The boom in farm commodities in the third quarter has led to a strong rise in farm incomes in the quarter. Six of the top 10 states are in the Great Plains.
Personal income in Kansas rose 1.2 percent in the quarter to $114.7 billion. That is the strongest the state has performed in more than a year. In the past four quarters, total personal income in the state has risen 3.6 percent.
Personal income is the sum of total earnings, income from property, rents and investments, plus government transfers, such as social security.
The farm boom has made up for sluggish growth in most other sectors. While Wichita has suffered from its aircraft manufacturing downturn, much of the state is thriving.
"Commodity prices are going up, and to the extent that commodity prices stay high, the Kansas economy does well," said Donna Ginther, director of the Center for Economic and Business Analysis at the University of Kansas.
Crop prices remain near two-year highs, boosting farm incomes.

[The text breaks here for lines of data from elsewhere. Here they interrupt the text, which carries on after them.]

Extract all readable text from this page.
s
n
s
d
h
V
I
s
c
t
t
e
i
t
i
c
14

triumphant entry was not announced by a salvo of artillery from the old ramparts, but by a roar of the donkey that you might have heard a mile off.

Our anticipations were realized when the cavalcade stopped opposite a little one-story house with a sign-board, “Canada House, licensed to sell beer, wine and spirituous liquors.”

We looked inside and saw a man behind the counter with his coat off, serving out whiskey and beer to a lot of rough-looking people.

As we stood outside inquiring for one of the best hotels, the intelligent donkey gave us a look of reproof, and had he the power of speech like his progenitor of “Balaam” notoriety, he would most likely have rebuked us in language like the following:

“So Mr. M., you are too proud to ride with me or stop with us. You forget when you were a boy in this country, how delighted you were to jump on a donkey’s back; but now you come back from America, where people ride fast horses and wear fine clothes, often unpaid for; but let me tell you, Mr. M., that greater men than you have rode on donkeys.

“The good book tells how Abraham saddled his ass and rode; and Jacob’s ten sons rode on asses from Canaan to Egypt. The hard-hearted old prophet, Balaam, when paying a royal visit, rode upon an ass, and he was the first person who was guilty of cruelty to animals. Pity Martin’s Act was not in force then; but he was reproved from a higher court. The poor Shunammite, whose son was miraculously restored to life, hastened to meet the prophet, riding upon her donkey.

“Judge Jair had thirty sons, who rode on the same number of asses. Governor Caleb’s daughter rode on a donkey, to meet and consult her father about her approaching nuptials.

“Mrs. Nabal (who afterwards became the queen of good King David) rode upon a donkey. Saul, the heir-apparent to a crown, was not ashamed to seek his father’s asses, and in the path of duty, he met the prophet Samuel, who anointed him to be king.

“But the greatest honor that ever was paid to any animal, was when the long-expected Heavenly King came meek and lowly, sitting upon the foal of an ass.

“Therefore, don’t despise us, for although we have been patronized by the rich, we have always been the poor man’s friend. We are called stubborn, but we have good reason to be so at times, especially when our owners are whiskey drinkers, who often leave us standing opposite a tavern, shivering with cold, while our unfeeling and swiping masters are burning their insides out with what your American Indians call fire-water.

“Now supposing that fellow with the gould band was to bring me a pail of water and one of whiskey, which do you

That has translated into good sales in the state's rural areas.
"Over the last three years, farm equipment sales have been very good, and we're not seeing any drop-off this year," said Mark Sorensen, sales manager for Garden City Farm Equipment, a Case IH dealer.
Of other segments that have had an impact in Kansas, the strongest boost came from durable goods manufacturing.
Oil, gas and coal production also benefited those states that have a large amount. Texas, Oklahoma and Wyoming finished well in income growth. Kansas, with a smaller energy sector relative to its total economy, also benefited.